Billy glanced at him. “You okay? You want to talk?”
”I need to think. But thank you, Billy.”
The BMW sped on. In another fifteen minutes, darkness was total. Their headlights picked up signs leading to the Wallensee, a deep freshwater lake that had frozen over during this unusually cold January. Billy flicked his tum signal and climbed the exit ramp.

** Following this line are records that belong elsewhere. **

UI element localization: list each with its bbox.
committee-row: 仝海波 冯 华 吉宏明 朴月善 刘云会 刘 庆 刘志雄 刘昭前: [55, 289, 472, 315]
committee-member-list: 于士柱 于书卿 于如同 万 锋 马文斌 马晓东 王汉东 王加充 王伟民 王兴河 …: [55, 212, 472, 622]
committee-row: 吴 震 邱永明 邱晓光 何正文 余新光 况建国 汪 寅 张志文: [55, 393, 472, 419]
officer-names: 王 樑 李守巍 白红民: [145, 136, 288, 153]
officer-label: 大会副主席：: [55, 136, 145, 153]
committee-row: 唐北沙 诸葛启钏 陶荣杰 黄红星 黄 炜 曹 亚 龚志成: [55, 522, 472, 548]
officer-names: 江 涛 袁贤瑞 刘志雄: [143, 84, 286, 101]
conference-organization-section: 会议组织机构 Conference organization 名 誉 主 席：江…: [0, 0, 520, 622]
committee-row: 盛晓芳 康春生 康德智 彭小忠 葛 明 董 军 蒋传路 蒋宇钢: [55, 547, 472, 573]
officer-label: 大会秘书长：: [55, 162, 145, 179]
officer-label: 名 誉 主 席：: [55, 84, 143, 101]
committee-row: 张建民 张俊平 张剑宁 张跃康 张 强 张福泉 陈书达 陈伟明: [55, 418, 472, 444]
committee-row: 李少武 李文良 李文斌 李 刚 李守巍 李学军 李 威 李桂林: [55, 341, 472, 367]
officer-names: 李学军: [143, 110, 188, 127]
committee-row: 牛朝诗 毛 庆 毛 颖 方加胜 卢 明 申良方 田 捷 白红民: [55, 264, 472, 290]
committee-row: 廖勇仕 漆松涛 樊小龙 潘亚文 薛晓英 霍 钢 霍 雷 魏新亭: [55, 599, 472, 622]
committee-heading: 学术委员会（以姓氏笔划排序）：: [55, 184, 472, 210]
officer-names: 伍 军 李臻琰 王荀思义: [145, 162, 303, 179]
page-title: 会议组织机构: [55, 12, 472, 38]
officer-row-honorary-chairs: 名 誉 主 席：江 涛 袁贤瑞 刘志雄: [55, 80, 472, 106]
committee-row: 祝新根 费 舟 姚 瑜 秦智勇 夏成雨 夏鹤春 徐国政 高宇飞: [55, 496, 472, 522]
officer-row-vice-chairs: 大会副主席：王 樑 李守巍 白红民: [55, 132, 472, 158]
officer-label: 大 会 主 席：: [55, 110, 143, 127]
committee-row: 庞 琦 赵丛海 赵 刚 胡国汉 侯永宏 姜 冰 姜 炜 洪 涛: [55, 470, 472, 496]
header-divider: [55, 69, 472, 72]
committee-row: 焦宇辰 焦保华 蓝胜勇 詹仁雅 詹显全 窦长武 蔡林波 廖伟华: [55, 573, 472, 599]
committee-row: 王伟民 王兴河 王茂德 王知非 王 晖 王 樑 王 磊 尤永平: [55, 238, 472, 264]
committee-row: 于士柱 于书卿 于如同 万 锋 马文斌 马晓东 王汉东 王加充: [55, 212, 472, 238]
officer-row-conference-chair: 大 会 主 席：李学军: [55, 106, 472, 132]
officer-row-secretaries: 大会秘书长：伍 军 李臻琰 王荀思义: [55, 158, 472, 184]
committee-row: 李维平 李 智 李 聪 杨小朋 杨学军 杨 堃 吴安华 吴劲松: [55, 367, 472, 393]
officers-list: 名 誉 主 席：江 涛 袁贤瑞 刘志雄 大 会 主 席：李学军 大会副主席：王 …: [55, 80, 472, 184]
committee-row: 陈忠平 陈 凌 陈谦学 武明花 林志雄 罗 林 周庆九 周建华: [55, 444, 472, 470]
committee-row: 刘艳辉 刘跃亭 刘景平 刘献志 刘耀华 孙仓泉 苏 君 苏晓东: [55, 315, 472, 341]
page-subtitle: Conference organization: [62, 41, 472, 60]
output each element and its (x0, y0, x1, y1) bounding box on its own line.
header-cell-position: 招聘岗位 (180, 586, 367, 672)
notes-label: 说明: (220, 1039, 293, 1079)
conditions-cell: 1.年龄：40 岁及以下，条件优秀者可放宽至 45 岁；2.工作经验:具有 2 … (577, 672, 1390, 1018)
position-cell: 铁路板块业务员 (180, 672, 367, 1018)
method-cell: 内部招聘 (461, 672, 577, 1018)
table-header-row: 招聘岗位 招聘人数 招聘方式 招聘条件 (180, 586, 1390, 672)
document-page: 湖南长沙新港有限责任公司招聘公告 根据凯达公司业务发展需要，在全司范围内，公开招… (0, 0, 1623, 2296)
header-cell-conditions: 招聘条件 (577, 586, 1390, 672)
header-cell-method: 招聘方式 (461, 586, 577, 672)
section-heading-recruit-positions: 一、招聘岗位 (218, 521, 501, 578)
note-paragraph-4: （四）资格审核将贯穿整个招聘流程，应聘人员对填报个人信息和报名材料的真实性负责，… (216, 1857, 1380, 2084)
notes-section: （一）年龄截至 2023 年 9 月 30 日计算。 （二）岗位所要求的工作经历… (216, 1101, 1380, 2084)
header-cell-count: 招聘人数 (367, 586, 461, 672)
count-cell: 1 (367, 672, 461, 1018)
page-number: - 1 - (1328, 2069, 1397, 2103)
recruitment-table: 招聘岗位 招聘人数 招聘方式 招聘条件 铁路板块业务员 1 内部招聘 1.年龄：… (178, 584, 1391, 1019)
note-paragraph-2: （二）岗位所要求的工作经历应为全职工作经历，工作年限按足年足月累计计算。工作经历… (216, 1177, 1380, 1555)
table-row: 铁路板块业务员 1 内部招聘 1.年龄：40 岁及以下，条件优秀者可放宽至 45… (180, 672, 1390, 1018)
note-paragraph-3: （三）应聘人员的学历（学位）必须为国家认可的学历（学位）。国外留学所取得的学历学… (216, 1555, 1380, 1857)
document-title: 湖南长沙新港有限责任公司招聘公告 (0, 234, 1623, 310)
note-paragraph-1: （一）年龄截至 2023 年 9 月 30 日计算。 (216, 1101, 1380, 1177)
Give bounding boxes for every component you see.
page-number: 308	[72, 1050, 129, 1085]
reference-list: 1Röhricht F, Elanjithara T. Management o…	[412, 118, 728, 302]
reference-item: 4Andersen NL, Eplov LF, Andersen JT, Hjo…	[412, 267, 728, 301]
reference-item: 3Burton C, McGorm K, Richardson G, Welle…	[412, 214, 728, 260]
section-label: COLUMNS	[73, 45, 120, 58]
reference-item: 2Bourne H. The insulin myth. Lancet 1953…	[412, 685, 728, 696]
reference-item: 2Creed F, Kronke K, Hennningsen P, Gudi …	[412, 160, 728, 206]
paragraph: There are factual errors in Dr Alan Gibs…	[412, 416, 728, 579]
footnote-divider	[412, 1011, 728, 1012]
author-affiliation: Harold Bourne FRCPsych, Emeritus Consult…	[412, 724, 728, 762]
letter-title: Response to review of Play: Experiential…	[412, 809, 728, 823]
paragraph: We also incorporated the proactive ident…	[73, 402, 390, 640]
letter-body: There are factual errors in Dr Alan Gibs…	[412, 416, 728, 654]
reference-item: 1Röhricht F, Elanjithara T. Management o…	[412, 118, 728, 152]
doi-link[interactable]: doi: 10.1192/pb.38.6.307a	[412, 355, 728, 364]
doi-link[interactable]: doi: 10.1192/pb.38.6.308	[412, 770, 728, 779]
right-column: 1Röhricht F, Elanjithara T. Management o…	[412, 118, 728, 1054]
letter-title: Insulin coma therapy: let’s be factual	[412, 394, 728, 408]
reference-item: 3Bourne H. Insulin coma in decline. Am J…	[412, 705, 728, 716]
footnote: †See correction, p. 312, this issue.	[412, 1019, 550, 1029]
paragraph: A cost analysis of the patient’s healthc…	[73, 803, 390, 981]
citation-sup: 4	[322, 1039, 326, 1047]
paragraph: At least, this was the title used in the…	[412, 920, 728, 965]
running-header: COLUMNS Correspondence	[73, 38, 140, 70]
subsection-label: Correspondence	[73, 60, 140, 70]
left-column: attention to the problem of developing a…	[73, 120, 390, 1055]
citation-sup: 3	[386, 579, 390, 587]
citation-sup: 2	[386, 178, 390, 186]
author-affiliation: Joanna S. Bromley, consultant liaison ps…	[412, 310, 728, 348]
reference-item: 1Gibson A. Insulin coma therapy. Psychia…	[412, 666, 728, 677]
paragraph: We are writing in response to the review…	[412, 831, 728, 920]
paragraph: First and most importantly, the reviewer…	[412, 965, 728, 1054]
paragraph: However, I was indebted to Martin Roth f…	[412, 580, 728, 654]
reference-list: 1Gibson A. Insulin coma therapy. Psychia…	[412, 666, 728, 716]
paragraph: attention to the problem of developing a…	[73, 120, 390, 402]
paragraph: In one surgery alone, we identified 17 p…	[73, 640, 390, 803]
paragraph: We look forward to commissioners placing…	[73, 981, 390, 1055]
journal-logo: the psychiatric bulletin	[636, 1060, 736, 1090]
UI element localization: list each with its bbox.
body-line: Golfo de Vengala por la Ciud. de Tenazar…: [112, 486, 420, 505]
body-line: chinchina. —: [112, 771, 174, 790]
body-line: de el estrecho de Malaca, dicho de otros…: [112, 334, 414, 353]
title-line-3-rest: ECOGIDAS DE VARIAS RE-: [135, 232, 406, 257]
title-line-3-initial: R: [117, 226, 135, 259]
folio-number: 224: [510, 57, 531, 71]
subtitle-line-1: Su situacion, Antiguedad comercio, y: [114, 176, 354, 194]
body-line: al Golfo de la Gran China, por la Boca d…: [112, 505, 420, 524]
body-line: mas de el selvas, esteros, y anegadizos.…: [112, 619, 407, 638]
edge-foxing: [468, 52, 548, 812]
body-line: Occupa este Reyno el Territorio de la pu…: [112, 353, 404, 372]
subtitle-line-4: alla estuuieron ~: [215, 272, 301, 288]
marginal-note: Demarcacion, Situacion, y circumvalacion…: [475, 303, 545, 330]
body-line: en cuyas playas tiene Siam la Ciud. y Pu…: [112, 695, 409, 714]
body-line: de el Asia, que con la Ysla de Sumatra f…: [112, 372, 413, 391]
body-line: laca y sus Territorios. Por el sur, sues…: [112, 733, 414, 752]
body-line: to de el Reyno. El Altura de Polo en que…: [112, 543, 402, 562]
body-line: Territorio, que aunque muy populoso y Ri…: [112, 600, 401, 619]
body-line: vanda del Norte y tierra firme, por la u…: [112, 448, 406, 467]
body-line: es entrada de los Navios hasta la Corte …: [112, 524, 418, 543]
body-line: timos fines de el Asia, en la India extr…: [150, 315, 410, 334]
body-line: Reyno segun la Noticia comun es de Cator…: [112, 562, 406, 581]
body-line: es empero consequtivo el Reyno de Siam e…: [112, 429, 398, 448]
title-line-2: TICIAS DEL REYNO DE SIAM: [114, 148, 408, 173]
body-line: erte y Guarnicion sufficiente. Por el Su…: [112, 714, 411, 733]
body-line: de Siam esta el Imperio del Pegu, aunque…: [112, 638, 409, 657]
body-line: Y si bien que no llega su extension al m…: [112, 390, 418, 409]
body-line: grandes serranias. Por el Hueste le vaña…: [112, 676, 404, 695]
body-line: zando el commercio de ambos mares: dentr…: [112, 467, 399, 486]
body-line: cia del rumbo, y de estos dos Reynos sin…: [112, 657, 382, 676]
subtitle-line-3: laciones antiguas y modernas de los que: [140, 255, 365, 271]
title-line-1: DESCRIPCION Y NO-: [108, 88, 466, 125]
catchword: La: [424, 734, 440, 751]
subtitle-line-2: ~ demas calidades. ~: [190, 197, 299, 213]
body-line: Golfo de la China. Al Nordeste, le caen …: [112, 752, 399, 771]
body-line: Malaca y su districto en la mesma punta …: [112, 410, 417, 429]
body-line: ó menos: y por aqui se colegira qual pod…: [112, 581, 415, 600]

The shore of the Walensee was less than two kilometers to the east. A single lane road led to a cluster of boarded-up summer cottages. He backed the BMW between two of them, its rear end a few feet from the shore. There they waited for thirty minutes as their eyes adjusted to the night. Billy nodded that he was ready. Taking the hatchet and saw, he walked out onto the ice where he cut two holes fifty yards from shore and as far apart. Returning to the car and satisfied that they were unobserved, Billy hoisted Harold Carmody over his shoulder and made his way to the larger of the two holes. He slid Harold through the ice, then returned for Lurene. Bannerman, meanwhile, made a bundle of the Carmodys' legitimate travel documents, weighted by their weapons and Billy's as well, and dropped these through the smaller hole. Their false papers, identifying them as Ray and Caroline Bass of Mississippi, had been left in their pockets and purse. Bannerman replaced the disk of sawed ice, then returned to the larger hole, dropped in the tools, and did the same there. He could feel, through his feet, the two bodies gently bumping against the underside of the ice. They would sink within the hour. The holes would freeze solid by morning. Fresh snow would probably cover all traces. If not, any visible signs that remained would look like the work of ice fisherman. The bodies would surface sometime in April. They might never be correctly identified by the police. But the people who lived in his world would know who they were and who put them there. He would see to that. Satisfied, Bannerman returned to the car.